After U2 shed their mad, eccentric sides post-Pop – the sort of side that did “Numb”, “Lemon” and resulted in Bono delivering that deeply unhinged speech as Mirrorball Man at a New York gig (“I have a vision! Television! Television!”) – it resulted in the kind of polarising responses their 90s work had resulted in anyway. There were arguments on the one hand that the band had returned to their classic feel and hence form. On the other, there were accusations of MOR blandness, that the band were now content to peddle Joshua Tree clones from now ’til the End Times. Of course, being the media, neither reading was faintly accurate; ATYCLB was largely rock-sounding, but it also on many songs took some very subtle risks – ones that take a lot of analysis to spot. No wonder the critics were wrong – as the 21st century dawned, U2 had (for better or worse) discovered an odd thing called “subtlety”.
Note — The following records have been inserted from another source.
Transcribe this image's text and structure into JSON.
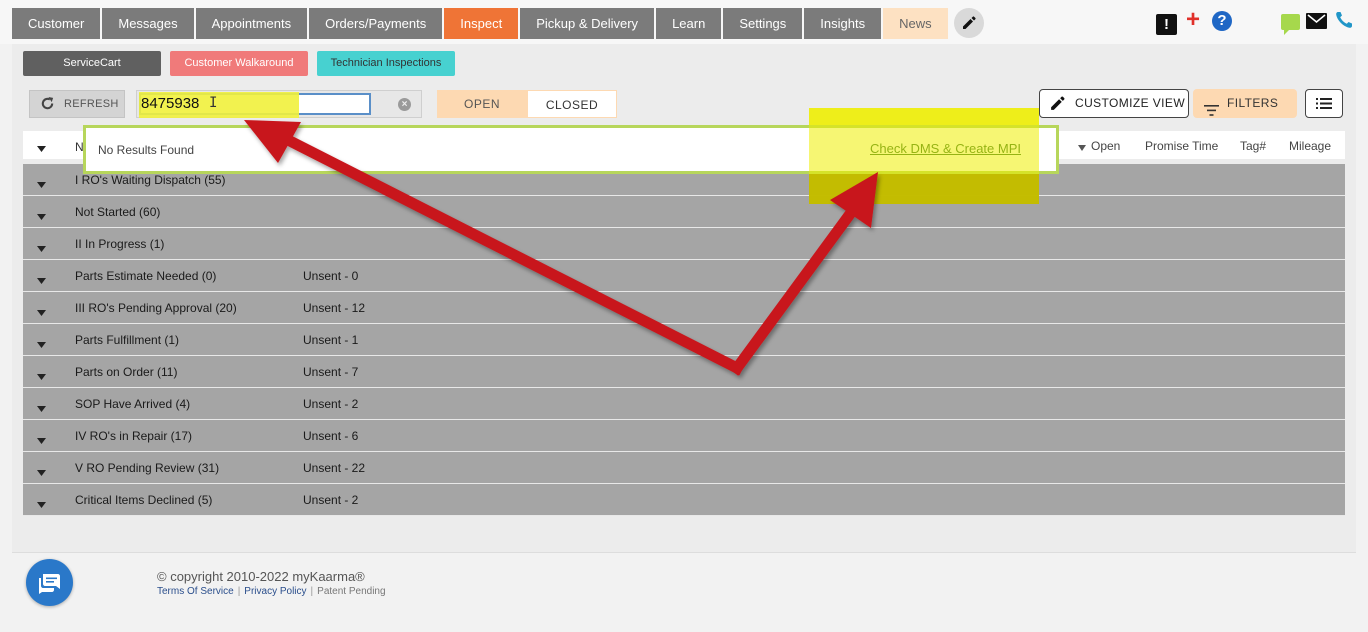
{
  "nav": {
    "tabs": [
      {
        "label": "Customer"
      },
      {
        "label": "Messages"
      },
      {
        "label": "Appointments"
      },
      {
        "label": "Orders/Payments"
      },
      {
        "label": "Inspect"
      },
      {
        "label": "Pickup & Delivery"
      },
      {
        "label": "Learn"
      },
      {
        "label": "Settings"
      },
      {
        "label": "Insights"
      },
      {
        "label": "News"
      }
    ],
    "active_tab": "Inspect",
    "alert_glyph": "!",
    "plus_glyph": "+",
    "help_glyph": "?"
  },
  "subtabs": {
    "service_cart": "ServiceCart",
    "customer_walkaround": "Customer Walkaround",
    "technician_inspections": "Technician Inspections"
  },
  "toolbar": {
    "refresh_label": "REFRESH",
    "search_value": "8475938",
    "open_label": "OPEN",
    "closed_label": "CLOSED",
    "customize_label": "CUSTOMIZE VIEW",
    "filters_label": "FILTERS"
  },
  "dropdown": {
    "no_results": "No Results Found",
    "check_link": "Check DMS & Create MPI"
  },
  "table": {
    "first_col_fragment": "N",
    "headers": {
      "open": "Open",
      "promise_time": "Promise Time",
      "tag": "Tag#",
      "mileage": "Mileage"
    },
    "groups": [
      {
        "label": "I RO's Waiting Dispatch (55)",
        "unsent": ""
      },
      {
        "label": "Not Started (60)",
        "unsent": ""
      },
      {
        "label": "II In Progress (1)",
        "unsent": ""
      },
      {
        "label": "Parts Estimate Needed (0)",
        "unsent": "Unsent - 0"
      },
      {
        "label": "III RO's Pending Approval (20)",
        "unsent": "Unsent - 12"
      },
      {
        "label": "Parts Fulfillment (1)",
        "unsent": "Unsent - 1"
      },
      {
        "label": "Parts on Order (11)",
        "unsent": "Unsent - 7"
      },
      {
        "label": "SOP Have Arrived (4)",
        "unsent": "Unsent - 2"
      },
      {
        "label": "IV RO's in Repair (17)",
        "unsent": "Unsent - 6"
      },
      {
        "label": "V RO Pending Review (31)",
        "unsent": "Unsent - 22"
      },
      {
        "label": "Critical Items Declined (5)",
        "unsent": "Unsent - 2"
      }
    ]
  },
  "footer": {
    "copyright": "© copyright 2010-2022 myKaarma®",
    "terms": "Terms Of Service",
    "privacy": "Privacy Policy",
    "patent": "Patent Pending",
    "separator": "|"
  },
  "colors": {
    "nav_tab": "#7b7b7b",
    "nav_active": "#ef7436",
    "news_tab": "#fde1c2",
    "row_bg": "#a5a5a5",
    "highlight_yellow": "#eeee00",
    "arrow_red": "#c8171c",
    "dropdown_border": "#b7d65b"
  },
  "icons": [
    "pencil-icon",
    "alert-icon",
    "plus-icon",
    "help-icon",
    "sms-icon",
    "mail-icon",
    "phone-icon",
    "refresh-icon",
    "clear-icon",
    "filter-icon",
    "list-icon",
    "caret-down-icon",
    "chat-bubble-icon"
  ]
}
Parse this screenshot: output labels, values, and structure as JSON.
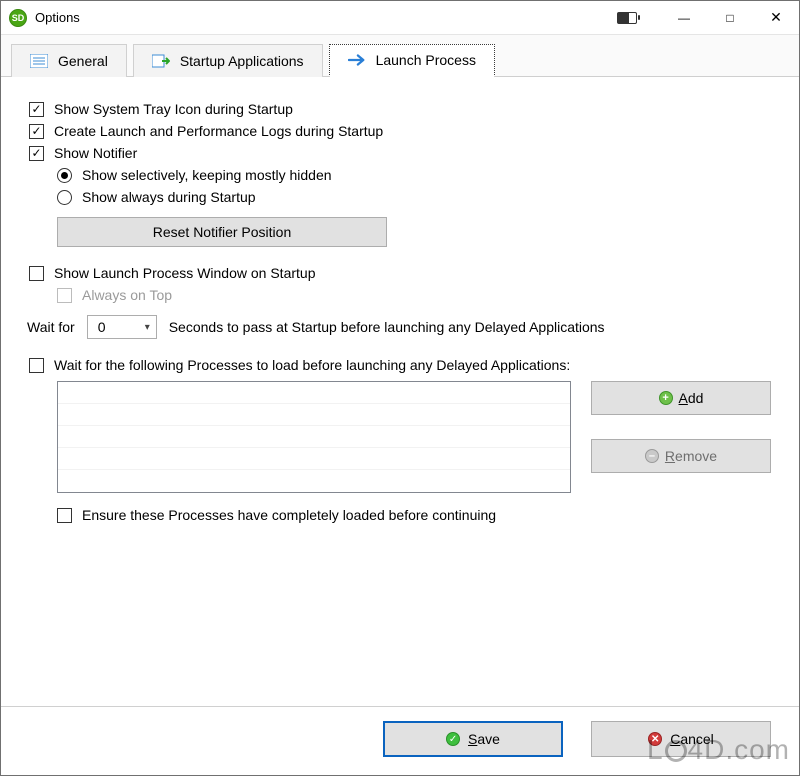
{
  "window": {
    "title": "Options",
    "app_badge": "SD"
  },
  "tabs": {
    "general": "General",
    "startup_apps": "Startup Applications",
    "launch_process": "Launch Process",
    "active_index": 2
  },
  "options": {
    "show_tray": {
      "label": "Show System Tray Icon during Startup",
      "checked": true
    },
    "create_logs": {
      "label": "Create Launch and Performance Logs during Startup",
      "checked": true
    },
    "show_notifier": {
      "label": "Show Notifier",
      "checked": true
    },
    "notifier_mode": {
      "selectively": "Show selectively, keeping mostly hidden",
      "always": "Show always during Startup",
      "selected": "selectively"
    },
    "reset_notifier_btn": "Reset Notifier Position",
    "show_lp_window": {
      "label": "Show Launch Process Window on Startup",
      "checked": false
    },
    "always_on_top": {
      "label": "Always on Top",
      "checked": false,
      "enabled": false
    },
    "wait_for": {
      "prefix": "Wait for",
      "value": "0",
      "suffix": "Seconds to pass at Startup before launching any Delayed Applications"
    },
    "wait_processes": {
      "label": "Wait for the following Processes to load before launching any Delayed Applications:",
      "checked": false
    },
    "add_btn": {
      "label": "Add",
      "mnemonic": "A"
    },
    "remove_btn": {
      "label": "Remove",
      "mnemonic": "R",
      "enabled": false
    },
    "ensure_loaded": {
      "label": "Ensure these Processes have completely loaded before continuing",
      "checked": false
    }
  },
  "footer": {
    "save": {
      "label": "Save",
      "mnemonic": "S"
    },
    "cancel": {
      "label": "Cancel",
      "mnemonic": "C"
    }
  },
  "watermark": "LO4D.com"
}
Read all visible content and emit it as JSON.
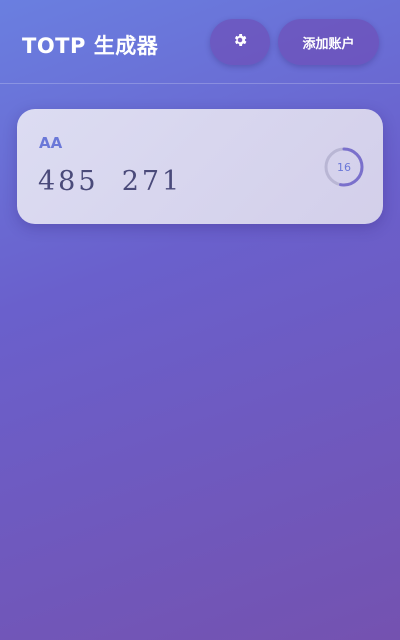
{
  "header": {
    "title": "TOTP 生成器",
    "settings_icon": "gear-icon",
    "add_account_label": "添加账户"
  },
  "accounts": [
    {
      "name": "AA",
      "code": "485  271",
      "seconds_remaining": "16",
      "period_fraction_remaining": 0.53
    }
  ],
  "colors": {
    "accent": "#6b78d8",
    "code_text": "#4a4a7a",
    "card_bg": "#d8d6ee"
  }
}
“Kite” is one of those songs. Beginning with a string loop that sounds oddly creaky and tentative, the song expands outwards with guitar (interestingly, a groaning texture burying the more traditionally Edge tone underneath), leading to a pre-chorus that ups to a huge chorus, which comes down to another low verse, and so on, leaving a sort of ABCDCEDF structure. It blows forward to new areas and often blows back not unlike the titular kite, which crops up lyrically as blowing out of control on the breeze – that suggestion of chaos not unlike “Beach Sequence”. There’s also that odd use of tenses – I wonder what’s gonna happen to you/You wonder what has happened to me. “Kite” suggests something uneasy in its lyrics that swerves the song out of soundtracks for terrible TV adaptations of Bronte novels, and indeed it is effectively the prequel to “Sometimes You Can’t Make It On Your Own“. Indeed, it marks this like a diary entry in the F section, speaking of hip-hop and the Internet in the ascendancy. Overall, then, a seemingly normal ballad where all is not what it seems – a hence an easily replayable success.


~ by 4trak on July 15, 2008.

One Response to “Kite”

  1. I think this is one of U2’s great underrated hits (other being Running to Stand Still). I am in total agreement, it does have replayable success. I would check out, for sure, the live preformances at Slane Castle and Boston.